This is the fourth report that uses the Growing Up in New Zealand data to explore how the inability to access affordable childcare affects the long run labour market outcomes of mothers.
The relationship between childcare and paid work is explored in the fourth report and highlights that early childhood education is important infrastructure for the labour market as well as education.
- Mothers whose child is not in childcare due to access issues are likely to still want or need employment. Many who are managing to work use precarious childcare. There is a strong relationship between the hours children are in childcare and the hours women work, with hours in childcare roughly matching mothers hours in paid work.
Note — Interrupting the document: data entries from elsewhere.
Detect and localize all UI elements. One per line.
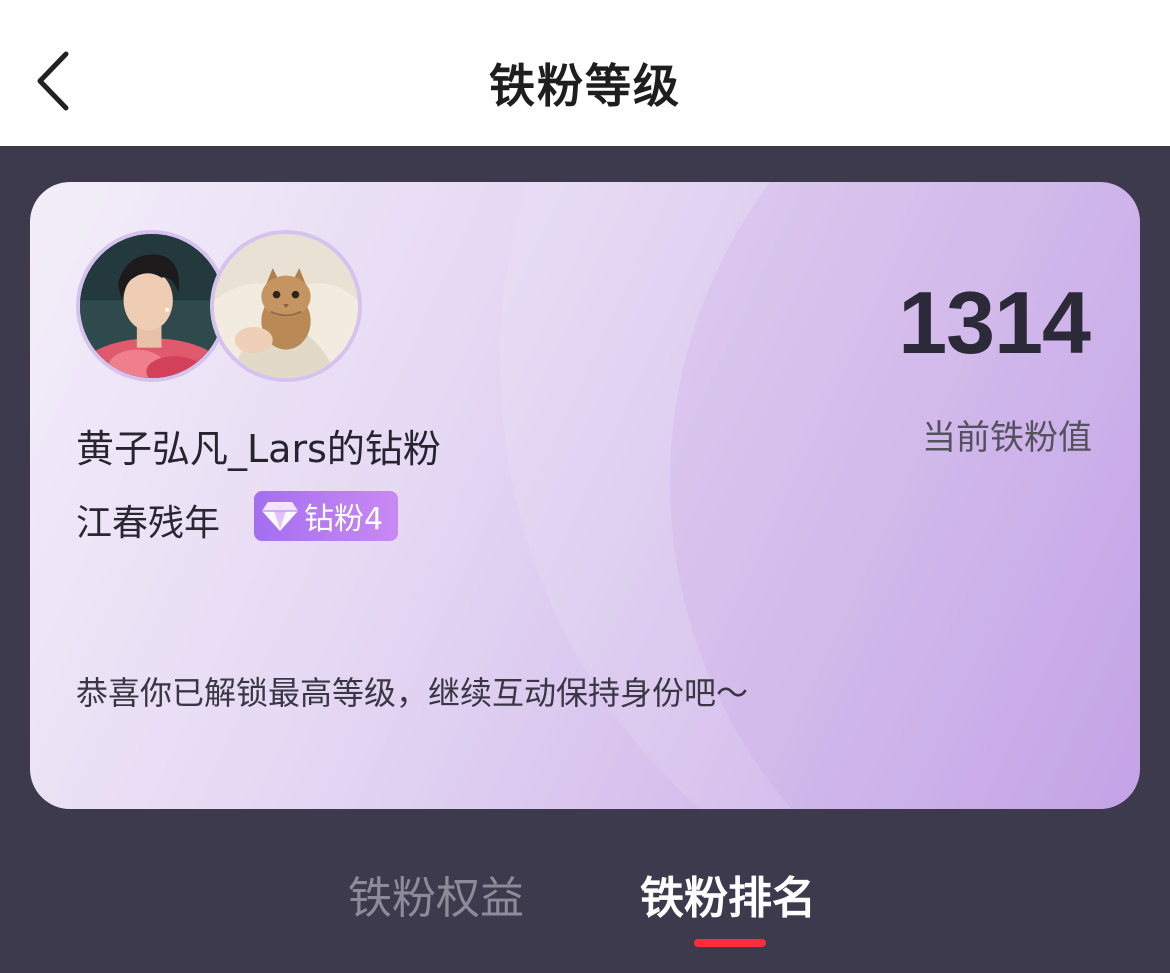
badge-label: 钻粉4 (304, 502, 384, 537)
diamond-icon (262, 502, 298, 531)
fan-level-card: 1314 当前铁粉值 黄子弘凡_Lars的钻粉 江春残年 钻粉4 恭喜你已解锁最… (30, 182, 1140, 809)
congratulation-message: 恭喜你已解锁最高等级，继续互动保持身份吧～ (76, 674, 749, 712)
singer-avatar[interactable] (76, 230, 228, 382)
page-title: 铁粉等级 (489, 59, 681, 113)
user-cat-avatar[interactable] (210, 230, 362, 382)
user-cat-avatar-image (214, 234, 358, 378)
active-tab-indicator (694, 939, 766, 947)
fan-value-label: 当前铁粉值 (922, 418, 1092, 458)
user-nickname: 江春残年 (76, 503, 221, 544)
header-bar: 铁粉等级 (0, 0, 1170, 146)
fan-value: 1314 (898, 273, 1091, 372)
tab-fan-benefits[interactable]: 铁粉权益 (348, 862, 524, 926)
fan-group-title: 黄子弘凡_Lars的钻粉 (76, 427, 441, 471)
fan-level-badge: 钻粉4 (254, 491, 398, 541)
singer-avatar-image (80, 234, 224, 378)
tab-fan-ranking[interactable]: 铁粉排名 (640, 862, 816, 926)
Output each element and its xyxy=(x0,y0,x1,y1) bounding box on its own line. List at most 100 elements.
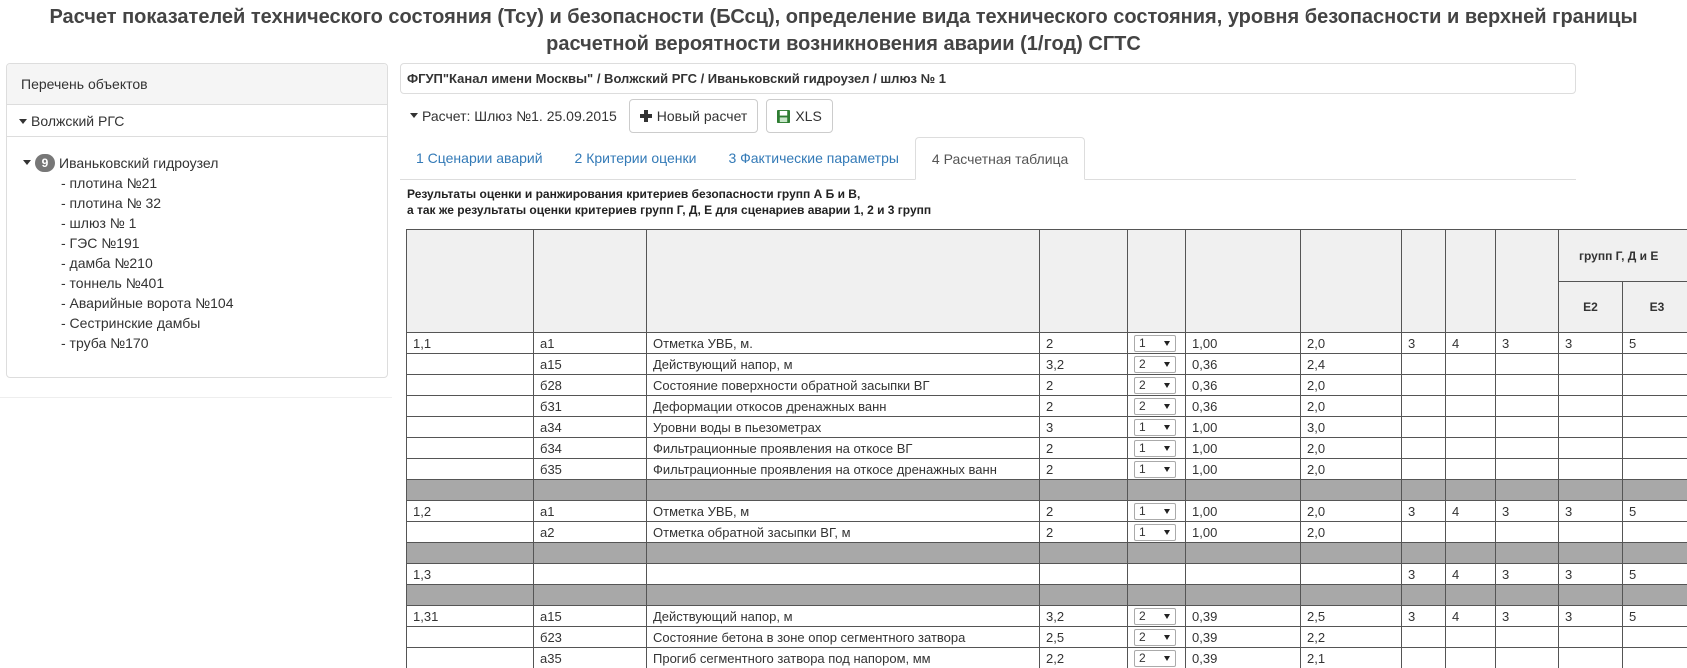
weight-select[interactable]: 2 xyxy=(1134,607,1176,625)
table-row: 1,1 а1 Отметка УВБ, м. 2 1 1,00 2,0 3 4 3 3 5 xyxy=(406,332,1687,354)
tree-item[interactable]: - дамба №210 xyxy=(61,253,387,273)
table-cell: 3,0 xyxy=(1300,416,1402,438)
table-cell: 3 xyxy=(1495,332,1559,354)
weight-select[interactable]: 2 xyxy=(1134,649,1176,667)
table-cell: 1,00 xyxy=(1185,416,1301,438)
table-cell xyxy=(1445,458,1496,480)
breadcrumb: ФГУП"Канал имени Москвы" / Волжский РГС … xyxy=(400,63,1576,94)
table-row: а2 Отметка обратной засыпки ВГ, м 2 1 1,00 2,… xyxy=(406,521,1687,543)
table-cell xyxy=(1558,626,1623,648)
table-cell: 1,00 xyxy=(1185,458,1301,480)
table-cell: 2,4 xyxy=(1300,353,1402,375)
weight-select[interactable]: 1 xyxy=(1134,334,1176,352)
table-cell: 2,0 xyxy=(1300,374,1402,396)
table-cell: 3 xyxy=(1558,332,1623,354)
separator-cell xyxy=(1185,584,1301,606)
separator-cell xyxy=(1621,542,1687,564)
floppy-disk-icon xyxy=(777,109,791,123)
sidebar-group-volzhsky[interactable]: Волжский РГС xyxy=(7,105,387,137)
separator-cell xyxy=(533,584,647,606)
weight-select[interactable]: 2 xyxy=(1134,397,1176,415)
table-cell: 3 xyxy=(1401,500,1446,522)
tree-item[interactable]: - шлюз № 1 xyxy=(61,213,387,233)
tree-item[interactable]: - тоннель №401 xyxy=(61,273,387,293)
table-cell: 0,36 xyxy=(1185,395,1301,417)
tabs: 1 Сценарии аварий 2 Критерии оценки 3 Фа… xyxy=(400,137,1576,180)
table-header-cell xyxy=(533,229,647,333)
table-cell: 2,1 xyxy=(1300,647,1402,668)
caret-down-icon xyxy=(19,118,27,124)
weight-select[interactable]: 1 xyxy=(1134,418,1176,436)
tree-item[interactable]: - плотина № 32 xyxy=(61,193,387,213)
table-cell xyxy=(1495,626,1559,648)
table-cell: 5 xyxy=(1621,332,1687,354)
separator-cell xyxy=(1300,479,1402,501)
table-cell: 3,2 xyxy=(1039,605,1128,627)
table-cell xyxy=(1185,563,1301,585)
count-badge: 9 xyxy=(35,154,55,172)
header-e3: Е3 xyxy=(1621,281,1687,333)
tree-root-label: Иваньковский гидроузел xyxy=(59,155,219,171)
table-cell: Деформации откосов дренажных ванн xyxy=(646,395,1040,417)
tab-actual-parameters[interactable]: 3 Фактические параметры xyxy=(712,137,914,179)
calc-dropdown[interactable]: Расчет: Шлюз №1. 25.09.2015 xyxy=(400,108,629,124)
weight-select[interactable]: 2 xyxy=(1134,355,1176,373)
weight-select[interactable]: 2 xyxy=(1134,376,1176,394)
table-cell xyxy=(406,395,534,417)
table-cell xyxy=(406,353,534,375)
table-cell xyxy=(1558,353,1623,375)
tree-item[interactable]: - Сестринские дамбы xyxy=(61,313,387,333)
objects-panel-header: Перечень объектов xyxy=(7,64,387,105)
table-header-cell xyxy=(1495,229,1559,333)
table-cell xyxy=(1495,374,1559,396)
table-cell: б23 xyxy=(533,626,647,648)
weight-select[interactable]: 1 xyxy=(1134,523,1176,541)
table-cell: 2 xyxy=(1039,395,1128,417)
xls-export-button[interactable]: XLS xyxy=(766,99,833,133)
table-cell xyxy=(1401,647,1446,668)
toolbar: Расчет: Шлюз №1. 25.09.2015 Новый расчет… xyxy=(400,99,841,133)
table-cell: 3 xyxy=(1401,605,1446,627)
table-cell: 2 xyxy=(1039,437,1128,459)
weight-select[interactable]: 1 xyxy=(1134,502,1176,520)
tree-item[interactable]: - плотина №21 xyxy=(61,173,387,193)
table-cell: 3 xyxy=(1401,563,1446,585)
table-cell xyxy=(406,374,534,396)
table-cell xyxy=(1621,437,1687,459)
tree-root-ivankovsky[interactable]: 9 Иваньковский гидроузел xyxy=(23,153,387,173)
table-cell: а2 xyxy=(533,521,647,543)
table-cell: Состояние бетона в зоне опор сегментного… xyxy=(646,626,1040,648)
results-table-body: 1,1 а1 Отметка УВБ, м. 2 1 1,00 2,0 3 4 3 3 5 а15 Дей… xyxy=(406,332,1687,668)
table-cell: 2 xyxy=(1039,458,1128,480)
objects-tree: 9 Иваньковский гидроузел - плотина №21- … xyxy=(7,137,387,353)
results-table-container: групп Г, Д и Е Е2 Е3 1,1 а1 Отметка УВБ, м… xyxy=(406,229,1687,668)
tree-item[interactable]: - ГЭС №191 xyxy=(61,233,387,253)
weight-select[interactable]: 1 xyxy=(1134,460,1176,478)
table-row: б35 Фильтрационные проявления на откосе д… xyxy=(406,458,1687,480)
table-cell xyxy=(406,626,534,648)
table-cell xyxy=(1300,563,1402,585)
table-cell: 1,00 xyxy=(1185,437,1301,459)
new-calc-button[interactable]: Новый расчет xyxy=(628,99,759,133)
table-cell xyxy=(1558,647,1623,668)
table-cell xyxy=(1445,395,1496,417)
table-cell: 2 xyxy=(1039,374,1128,396)
tab-calculation-table[interactable]: 4 Расчетная таблица xyxy=(914,137,1086,180)
table-cell xyxy=(1495,416,1559,438)
table-cell: Отметка УВБ, м. xyxy=(646,332,1040,354)
plus-icon xyxy=(639,110,652,122)
table-cell xyxy=(1401,416,1446,438)
page-title-line-2: расчетной вероятности возникновения авар… xyxy=(546,33,1141,55)
weight-select[interactable]: 1 xyxy=(1134,439,1176,457)
tab-accident-scenarios[interactable]: 1 Сценарии аварий xyxy=(400,137,559,179)
caret-down-icon xyxy=(23,159,31,165)
table-cell: 4 xyxy=(1445,605,1496,627)
tree-item[interactable]: - труба №170 xyxy=(61,333,387,353)
weight-select[interactable]: 2 xyxy=(1134,628,1176,646)
separator-cell xyxy=(1185,479,1301,501)
table-cell xyxy=(406,521,534,543)
tree-item[interactable]: - Аварийные ворота №104 xyxy=(61,293,387,313)
tab-evaluation-criteria[interactable]: 2 Критерии оценки xyxy=(559,137,713,179)
table-cell: 2 xyxy=(1039,521,1128,543)
table-cell: а1 xyxy=(533,332,647,354)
Those mothers without access to childcare who still manage paid work, work the fewest hours.
- The total annual value of wages lost by mothers with a child under 3 due to lack of childcare access is estimated to be $116 million in 2020 dollars. At 9 months the average New Zealand mother who is not working due only to childcare access would be working 24 hours per week if she were working. At 2 years, such mothers would be working 27 hours per week. Affected Māori women, miss 25 hours of work each week at 9 months and 28 hours at 2 years. Pasifika women miss 28 hours at 9 months and 33 hours at 2 years.
- Expressed as wages, at 9 months mothers not working only due to childcare issues are missing out on an average of $2,660 per month and at 2 years they are missing out on $3,500. Affected Māori mothers are missing out on $2,400 at 9 months and $3,230 at 2 years. Affected Pasifika mothers are missing out on $2,350 at 9 months and $3,350 at 2 years.
- Although Māori mothers are only 22% of those giving birth each year, they bear an estimated 28% of the missed wage cost; because Māori mothers are substantially over-represented among mothers not working due only to childcare access at 2 years.